Everyone was passed a large fat raisin. We were asked to chew it very slowly, very slowly. To think about where the raisin had come from, how long it had been growing in the sun, who had picked it, where they lived. What was the taste really like, the sweetness, the texture of its wrinkled surface.
Then the actual meditation: counting to a hundred I think, stop each time something enters your mind and start again. Let everything fall away, just the counting. I could see how it worked but my busy brain wouldn't shut off from lists of things to do, things I should have done, things that would have to no doubt be done. It was the only meditation class I ever went to, but I do try occasionally, without much success, to apply it to my life today.
Yesterday I relived the raisin experience however and will try and do this most days.

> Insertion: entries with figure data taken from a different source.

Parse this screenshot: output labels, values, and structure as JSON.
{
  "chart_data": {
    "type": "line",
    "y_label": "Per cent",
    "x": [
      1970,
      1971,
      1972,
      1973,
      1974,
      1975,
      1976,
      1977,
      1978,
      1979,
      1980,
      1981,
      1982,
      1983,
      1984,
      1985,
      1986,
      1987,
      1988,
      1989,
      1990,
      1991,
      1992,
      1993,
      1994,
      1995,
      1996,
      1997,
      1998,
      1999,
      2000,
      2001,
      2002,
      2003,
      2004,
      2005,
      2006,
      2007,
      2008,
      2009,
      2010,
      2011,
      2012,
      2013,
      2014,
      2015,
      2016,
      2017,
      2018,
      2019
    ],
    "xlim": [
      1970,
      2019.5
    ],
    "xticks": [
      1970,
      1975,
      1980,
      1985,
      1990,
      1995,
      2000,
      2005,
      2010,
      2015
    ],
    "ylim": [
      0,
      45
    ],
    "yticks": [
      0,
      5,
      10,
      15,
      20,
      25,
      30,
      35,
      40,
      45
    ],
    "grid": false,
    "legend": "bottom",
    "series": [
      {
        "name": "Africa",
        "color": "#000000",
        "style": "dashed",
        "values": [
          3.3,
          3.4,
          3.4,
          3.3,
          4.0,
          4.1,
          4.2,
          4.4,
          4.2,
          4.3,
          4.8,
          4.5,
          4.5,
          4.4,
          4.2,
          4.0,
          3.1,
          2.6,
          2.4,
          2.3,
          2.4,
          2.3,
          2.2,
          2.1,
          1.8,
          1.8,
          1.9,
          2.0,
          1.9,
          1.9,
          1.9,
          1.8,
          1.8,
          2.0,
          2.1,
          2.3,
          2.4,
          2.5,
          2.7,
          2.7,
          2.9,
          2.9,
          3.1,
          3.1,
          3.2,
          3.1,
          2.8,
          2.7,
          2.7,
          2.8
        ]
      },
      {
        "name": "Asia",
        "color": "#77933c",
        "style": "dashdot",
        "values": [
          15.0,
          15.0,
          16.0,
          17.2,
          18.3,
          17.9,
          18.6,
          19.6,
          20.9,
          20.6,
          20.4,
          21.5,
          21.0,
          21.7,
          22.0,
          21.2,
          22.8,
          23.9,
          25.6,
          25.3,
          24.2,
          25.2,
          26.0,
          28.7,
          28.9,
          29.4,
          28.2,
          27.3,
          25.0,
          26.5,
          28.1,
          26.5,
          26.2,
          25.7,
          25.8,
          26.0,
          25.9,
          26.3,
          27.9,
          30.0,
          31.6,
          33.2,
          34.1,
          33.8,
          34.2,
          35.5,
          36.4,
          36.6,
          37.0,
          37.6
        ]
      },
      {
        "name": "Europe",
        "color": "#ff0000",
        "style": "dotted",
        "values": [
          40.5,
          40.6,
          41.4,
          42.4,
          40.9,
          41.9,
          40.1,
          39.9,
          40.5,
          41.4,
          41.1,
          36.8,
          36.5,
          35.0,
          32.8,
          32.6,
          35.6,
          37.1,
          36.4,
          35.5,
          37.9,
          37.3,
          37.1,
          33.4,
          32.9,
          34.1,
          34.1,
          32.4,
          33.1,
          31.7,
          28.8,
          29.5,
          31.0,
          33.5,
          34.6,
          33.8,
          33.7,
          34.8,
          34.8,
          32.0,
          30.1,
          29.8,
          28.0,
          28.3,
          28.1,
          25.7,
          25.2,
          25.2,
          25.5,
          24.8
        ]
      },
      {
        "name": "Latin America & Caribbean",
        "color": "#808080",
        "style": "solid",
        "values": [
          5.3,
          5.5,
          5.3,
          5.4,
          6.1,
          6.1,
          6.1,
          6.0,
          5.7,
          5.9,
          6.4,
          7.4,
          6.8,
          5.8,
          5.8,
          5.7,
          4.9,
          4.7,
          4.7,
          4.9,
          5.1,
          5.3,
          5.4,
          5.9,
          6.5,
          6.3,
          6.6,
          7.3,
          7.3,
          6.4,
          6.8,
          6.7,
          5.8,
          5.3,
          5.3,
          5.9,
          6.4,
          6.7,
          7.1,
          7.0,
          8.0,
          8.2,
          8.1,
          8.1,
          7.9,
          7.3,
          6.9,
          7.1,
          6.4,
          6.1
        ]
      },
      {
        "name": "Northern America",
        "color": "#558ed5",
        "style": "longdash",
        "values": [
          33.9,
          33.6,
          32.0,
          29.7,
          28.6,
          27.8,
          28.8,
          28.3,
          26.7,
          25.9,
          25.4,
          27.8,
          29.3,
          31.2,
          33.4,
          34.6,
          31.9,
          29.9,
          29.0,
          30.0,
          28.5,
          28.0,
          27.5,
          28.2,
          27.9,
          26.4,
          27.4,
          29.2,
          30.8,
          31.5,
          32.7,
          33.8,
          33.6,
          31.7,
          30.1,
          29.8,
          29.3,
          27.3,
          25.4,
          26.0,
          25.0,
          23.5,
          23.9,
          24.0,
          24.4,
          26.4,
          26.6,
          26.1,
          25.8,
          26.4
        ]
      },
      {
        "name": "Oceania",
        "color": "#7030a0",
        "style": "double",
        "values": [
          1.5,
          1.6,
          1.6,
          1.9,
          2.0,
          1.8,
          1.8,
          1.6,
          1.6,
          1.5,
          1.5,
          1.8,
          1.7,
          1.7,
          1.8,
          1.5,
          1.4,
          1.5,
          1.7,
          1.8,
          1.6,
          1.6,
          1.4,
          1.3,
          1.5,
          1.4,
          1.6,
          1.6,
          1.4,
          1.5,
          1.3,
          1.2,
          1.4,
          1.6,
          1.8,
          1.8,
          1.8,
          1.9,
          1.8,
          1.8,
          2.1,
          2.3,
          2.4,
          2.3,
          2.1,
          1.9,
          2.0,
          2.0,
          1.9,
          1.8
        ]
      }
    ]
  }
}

It was a grey cold day, clouds scudding, wind moaning around the walls of the house. I had stoked up the fire and had a sacred piece of 'Gallet de Rois' in replacement of Mark cake, as he is absent in the hothouse for a few days. The runty dog came and sat on me and I stroked his silky fur absentmindedly as I consumed tea and cake, very slowly. Where had this slice of cake come from . . . actually — probably some boring factory that supplies French supermarkets, mmm not so good . . . but still.
Sweet, soft flaky texture, hot tea, dog's smooth back, the hills, brown with a scattering of icing sugar snow on them, silence apart from a couple of rooks in the tops of the cypress trees, time marked by the logs on the fire disintegrating a little more with each second that passed. Ten minutes perhaps, out of an otherwise fairly busy day — time just to sit and really experience just 'being'.